What do these tests measure? One issue with these tests is to figure out what skills they measure. Each test has a different take on what it means for a person to be literate in visualization, and it is not clear exactly how they compare and to what extent they measure the thing we want to capture.
Correlation with other skills? Similarly, we do not yet know how these tests correlate with other skills. What makes a person perform well in such tests? What basic skills do they have? Are some of these skills innate or acquired? To what extent can one improve with specific interventions?
Effect of domain expertise? The tests are designed to be agnostic to specific domains. But in practice, many people consume data about domains they are at least familiar with. Do the tests depend on domain expertise? Are people more capable of reading graphs correctly if they are more familiar with the data and the domain problem?
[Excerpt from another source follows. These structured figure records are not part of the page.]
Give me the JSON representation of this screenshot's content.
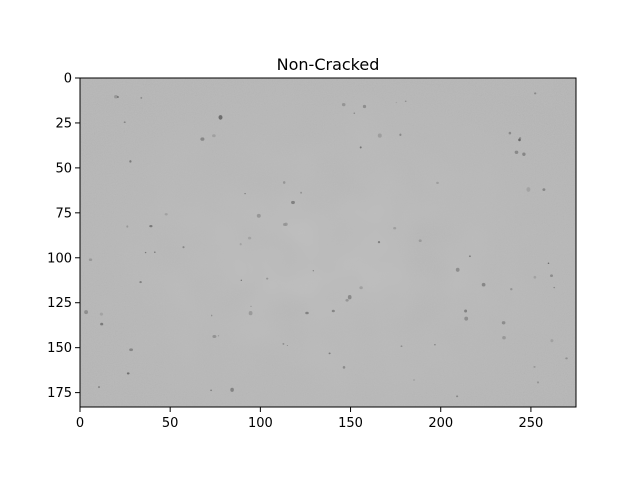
{
  "figure": {
    "title": "Non-Cracked"
  },
  "image_axes": {
    "x_ticks": [
      "0",
      "50",
      "100",
      "150",
      "200",
      "250"
    ],
    "x_tick_values": [
      0,
      50,
      100,
      150,
      200,
      250
    ],
    "y_ticks": [
      "0",
      "25",
      "50",
      "75",
      "100",
      "125",
      "150",
      "175"
    ],
    "y_tick_values": [
      0,
      25,
      50,
      75,
      100,
      125,
      150,
      175
    ],
    "x_range": [
      0,
      275
    ],
    "y_range": [
      0,
      183
    ]
  },
  "image": {
    "description_color_base": "#b9b9b9",
    "description_color_light": "#c8c8c8",
    "description_color_dark": "#9a9a9a"
  }
}
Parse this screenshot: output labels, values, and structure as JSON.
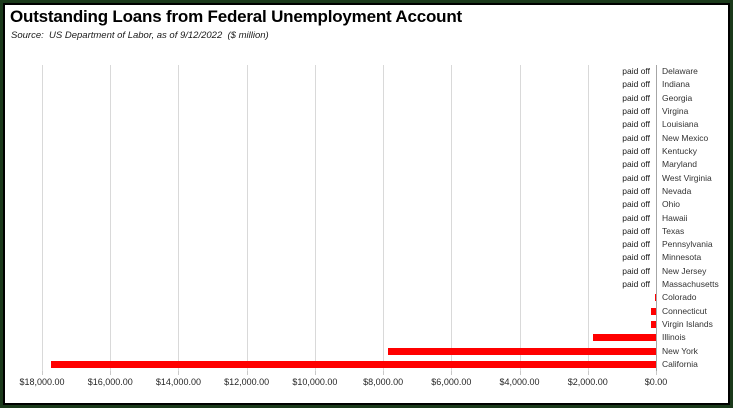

Cultural aspect of vis literacy. Another interesting aspect is how robust the tests are regarding cultural variations. The most obvious example is cultures that read from right to left. Can these tests adapt to conventions used in different cultures? Do we have enough information regarding which adaptations are required to make these tests available to people in many different regions of the world? It would also be great to translate these tests into multiple languages to test them with a much more diverse set of participants.
Using these tests in practice. One problem with the existing tests is that they are still hard to use in practice, partly because of some of the problems mentioned above and also because the work done is still too preliminary. However, one participant reported using the test with a group of students in class and finding that students struggled to provide correct answers for the CALVI test.
Using tests to take action. Another big issue with the current tests is that it’s unclear how they can help identify specific knowledge gaps and how they can direct learners to specific interventions to cover the identified gaps. Ultimately, the goal should be to help people learn the skills we wish to promote. How to link tests to interventions and what interventions to use are not clear yet, and it is certainly a space for future developments.
Can tests be used for adaptive visualizations? Another useful observation is whether the tests can be used to create adaptive visualization projects. If we have reliable ways to test and monitor the user’s skills in using data visualizations, can we adapt the visualizations to match these skills, and would that be beneficial?
How about testing visualization design skills? These tests we covered measure the ability to read visualizations and extract information from them. But what if we want to test people’s ability to use data visualizations correctly? To the best of my knowledge, such tests do not exist, but they would be an excellent complement to the tests developed so far. If such tests existed, it would be possible to test the effect of data visualization courses like mine and compare the effect of different approaches. What solutions work best? How can we best teach people to use data visualization?
That’s all for now. I want to thank the reading club participants for the many interesting observations and the lively discussions. I look forward to organizing more reading clubs in the future. If you want to participate, write a comment below, and I will add you to the list.
Thank you for sharing this summary.
I agree that visualization literacy itself is also linked to other forms of skills like language literacy and numeracy. And these skills already vary a lot across cultures. I'm glad to see on-going discussions about cultural variations of vis literacy tests and can't wait to read more thoughts on what it takes to translate and adapt the existing tests across cultures.
I'd love to be added to the reading club. Thanks!
Please add me to the list for the reading club :).